Rebuilding the Solaris Device Tree

If you ever shift around any bootable drives within a Sun Solaris box, you may find that either the device names (cxtxd0sx) do not follow the disk position within the server, or, the system just fails to boot because it can’t mount the other disk slices.

Let’s assume you are booting off of target 8 (c1t8d0s0), but wish to move that disk to the appropriate slot to make it target 0 (c1t0d0s0). You have changed all references in the /etc/vfstab file to reflect the new disk position, physically moved the drive from the target 8 slot to the target 0 slot, and changed the boot-device variable within the OBP to the appropriate disk. You should now be all set to boot from the disk in target 0, right?

Not quite yet.

Solaris creates a device tree with links to all the disks it knows about, and these don’t get rebuilt upon reboot.
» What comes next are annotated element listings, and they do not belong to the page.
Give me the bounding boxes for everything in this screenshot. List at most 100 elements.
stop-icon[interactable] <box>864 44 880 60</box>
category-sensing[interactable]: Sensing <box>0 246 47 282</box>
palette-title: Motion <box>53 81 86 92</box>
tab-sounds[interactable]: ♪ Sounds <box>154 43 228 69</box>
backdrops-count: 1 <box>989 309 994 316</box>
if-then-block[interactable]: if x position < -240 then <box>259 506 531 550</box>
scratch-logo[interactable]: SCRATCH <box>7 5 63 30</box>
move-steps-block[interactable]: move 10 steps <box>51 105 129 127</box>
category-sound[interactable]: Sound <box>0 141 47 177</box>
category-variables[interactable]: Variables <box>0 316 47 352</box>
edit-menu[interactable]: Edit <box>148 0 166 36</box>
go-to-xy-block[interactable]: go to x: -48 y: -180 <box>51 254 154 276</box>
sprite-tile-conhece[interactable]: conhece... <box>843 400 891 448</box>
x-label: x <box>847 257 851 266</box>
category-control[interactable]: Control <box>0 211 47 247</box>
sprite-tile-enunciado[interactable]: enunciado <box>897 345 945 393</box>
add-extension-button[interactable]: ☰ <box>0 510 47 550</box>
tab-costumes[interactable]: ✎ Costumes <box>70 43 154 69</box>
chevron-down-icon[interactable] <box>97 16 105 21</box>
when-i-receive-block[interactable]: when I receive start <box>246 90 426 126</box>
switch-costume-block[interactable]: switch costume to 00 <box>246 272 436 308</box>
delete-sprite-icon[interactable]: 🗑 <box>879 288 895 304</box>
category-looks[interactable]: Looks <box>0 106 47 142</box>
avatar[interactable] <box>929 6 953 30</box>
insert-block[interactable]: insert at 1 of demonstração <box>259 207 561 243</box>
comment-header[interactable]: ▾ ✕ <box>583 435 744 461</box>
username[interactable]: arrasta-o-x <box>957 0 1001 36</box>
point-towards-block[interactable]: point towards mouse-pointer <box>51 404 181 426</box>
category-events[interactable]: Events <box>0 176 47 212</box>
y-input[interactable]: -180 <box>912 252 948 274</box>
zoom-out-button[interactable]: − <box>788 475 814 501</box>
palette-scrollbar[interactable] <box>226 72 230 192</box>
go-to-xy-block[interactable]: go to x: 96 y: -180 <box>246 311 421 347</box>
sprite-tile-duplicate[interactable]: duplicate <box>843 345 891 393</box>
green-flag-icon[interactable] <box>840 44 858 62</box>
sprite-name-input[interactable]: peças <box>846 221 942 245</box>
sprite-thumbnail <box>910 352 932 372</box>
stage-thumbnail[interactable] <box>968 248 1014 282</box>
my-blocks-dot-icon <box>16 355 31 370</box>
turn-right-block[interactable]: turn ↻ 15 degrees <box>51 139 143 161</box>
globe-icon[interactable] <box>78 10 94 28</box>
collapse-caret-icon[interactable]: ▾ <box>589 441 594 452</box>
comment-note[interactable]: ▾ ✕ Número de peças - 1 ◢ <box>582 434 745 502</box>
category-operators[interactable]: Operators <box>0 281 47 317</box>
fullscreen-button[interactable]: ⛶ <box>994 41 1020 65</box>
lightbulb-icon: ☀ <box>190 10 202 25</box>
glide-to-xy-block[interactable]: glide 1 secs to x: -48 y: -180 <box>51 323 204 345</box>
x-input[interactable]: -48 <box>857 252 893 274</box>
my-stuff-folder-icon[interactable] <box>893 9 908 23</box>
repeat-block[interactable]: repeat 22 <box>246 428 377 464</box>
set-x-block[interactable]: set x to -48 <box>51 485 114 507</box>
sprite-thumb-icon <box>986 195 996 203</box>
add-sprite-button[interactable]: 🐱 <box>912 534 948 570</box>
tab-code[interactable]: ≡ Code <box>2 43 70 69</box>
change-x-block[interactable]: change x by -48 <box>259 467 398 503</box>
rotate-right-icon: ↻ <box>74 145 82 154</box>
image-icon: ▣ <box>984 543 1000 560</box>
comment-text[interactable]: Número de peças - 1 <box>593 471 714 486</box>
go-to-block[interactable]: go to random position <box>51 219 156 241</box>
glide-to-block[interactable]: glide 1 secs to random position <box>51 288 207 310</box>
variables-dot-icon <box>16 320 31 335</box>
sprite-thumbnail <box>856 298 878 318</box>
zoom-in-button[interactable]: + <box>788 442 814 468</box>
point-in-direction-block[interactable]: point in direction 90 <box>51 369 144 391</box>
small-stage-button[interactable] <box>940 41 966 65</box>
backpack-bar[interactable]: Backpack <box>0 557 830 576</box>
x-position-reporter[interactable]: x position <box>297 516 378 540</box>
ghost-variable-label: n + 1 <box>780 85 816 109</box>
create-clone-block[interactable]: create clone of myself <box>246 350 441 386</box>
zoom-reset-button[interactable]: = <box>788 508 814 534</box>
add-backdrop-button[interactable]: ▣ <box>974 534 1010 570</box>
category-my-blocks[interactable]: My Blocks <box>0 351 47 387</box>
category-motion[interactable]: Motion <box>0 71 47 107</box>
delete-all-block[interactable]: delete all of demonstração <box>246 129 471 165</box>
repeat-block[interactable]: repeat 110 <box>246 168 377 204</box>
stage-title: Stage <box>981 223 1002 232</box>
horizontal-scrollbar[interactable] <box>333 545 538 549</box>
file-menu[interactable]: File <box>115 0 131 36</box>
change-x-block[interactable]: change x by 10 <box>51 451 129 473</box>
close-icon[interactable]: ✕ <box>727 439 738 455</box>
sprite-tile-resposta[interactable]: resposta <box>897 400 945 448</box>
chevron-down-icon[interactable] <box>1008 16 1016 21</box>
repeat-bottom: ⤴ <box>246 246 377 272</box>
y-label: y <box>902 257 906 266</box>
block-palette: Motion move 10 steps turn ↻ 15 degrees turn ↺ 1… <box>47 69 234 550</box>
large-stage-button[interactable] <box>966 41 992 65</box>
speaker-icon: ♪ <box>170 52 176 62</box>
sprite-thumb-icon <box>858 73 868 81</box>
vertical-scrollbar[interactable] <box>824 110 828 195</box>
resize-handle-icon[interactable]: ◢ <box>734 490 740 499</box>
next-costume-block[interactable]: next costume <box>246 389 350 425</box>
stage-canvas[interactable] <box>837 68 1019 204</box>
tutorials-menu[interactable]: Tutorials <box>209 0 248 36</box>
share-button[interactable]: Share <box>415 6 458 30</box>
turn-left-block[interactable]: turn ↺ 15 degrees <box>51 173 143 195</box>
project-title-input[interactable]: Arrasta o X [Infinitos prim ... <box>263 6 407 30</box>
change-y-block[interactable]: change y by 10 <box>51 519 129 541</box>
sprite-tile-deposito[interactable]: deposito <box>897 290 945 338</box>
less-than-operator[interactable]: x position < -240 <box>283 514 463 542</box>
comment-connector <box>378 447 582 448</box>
If you simply tried to boot the disk now in target 0, it would find the kernel, but fail to mount any of the other filesystems, because these device links are still pointing to the disk slices on target 8.

In order to boot off the drive in the new position, you will have to remove these device links and rebuild them. Here is how we do that:

1. Insert a Solaris 8, 9 or 10 cd into the hosts cdrom

2. From the ok prompt, enter boot cdrom -s

ok> boot cdrom -s

3. fsck the boot disk

# fsck -y /dev/rdsk/c1t0d0s0

Remember that your boot disk may differ than the example above. Since in our example above, we have put the disk into the slot for target 0 (c1t0d0), that is what we are using here.

4. Mount the root slice on /mnt

# mount /dev/dsk/c1t0d0s0 /mnt

Note that your root slice may differ than the above example.

5. Move path_to_inst

# mv /mnt/etc/path_to_inst /mnt/etc/PATH_TO_INST_ORIG

6. Remove all old device links

# rm /mnt/dev/rdsk/c* ; rm /mnt/dev/dsk/c* ; rm /mnt/dev/rmt/* ; rm

7. Rebuild path_to_inst and devices

# devfsadm -r /a -p /mnt/etc/path_to_inst

8. Unmount the root slice and reboot

# umount /mnt ; init 6

You should now be able to boot off your old drive in its new slot.

What The Heck is RAID 10?

Earlier this month, a company came along and asked for a RAID 10 array. Understanding that RAID 10 is a cooler sounding way of saying RAID 1+0, I understood it as a mirror set that is striped across another mirror set. Simple enough… Just concatenate a couple of mirrors, and you’ve got RAID 10.

Indeed, RAID 10 is simply one or more RAID 1 arrays (mirrored sets) striped together (RAID 0).

RAID 1 creates an exact copy (or mirror) of all of data on two or more disks, while RAID 0 splits data evenly across two or more disks with no parity information for redundancy. By combining the two into a RAID 10 array, you are able to take advantage of the faster write speed offered by RAID 0, while protecting your data against drive failures with mirroring.

This method of RAID is pretty costly, but useful if you find yourself in a situation where you need a lot of throughput combined with a lot of data protection.

Solaris X86 Compatible RAID Controller

Every time I have to spec a solution using Solaris, I always have to answer a bunch of questions in meetings about why Sun is so costly compared to Dell servers. Usually the reason for the higher price is not the servers (especially with X86 sun), but rather the storage. Since Sun does not offer a system with a RAID card, you always have to purchase a high-end disk enclosure that is capable of performing the RAID functions unless you want the performance degradation that comes with software RAID.

The good news is that there is finally a really nice PCI RAID card that works with Solaris! The bad news is that it only works with X86 Solaris, and Sun only goes so far as to say that it is”reported to work“.

Anyhow, no matter. Here is the deal:

According to Sun Big Admin, the Mylex Accelaraid 150 is reported to work with Solaris 9 04/04 to Solaris 10 03/05 (read Solaris 9 and 10 X86). The firmware and bios on the card needs to be: BIOS Version 4.10-50; Firmware 4.08-37.

Pity that there still does not seem to be a RAID controller that works with SPARC hardware. If someone would come up with that, it would make my life as a Solaris administrator a whole lot easier.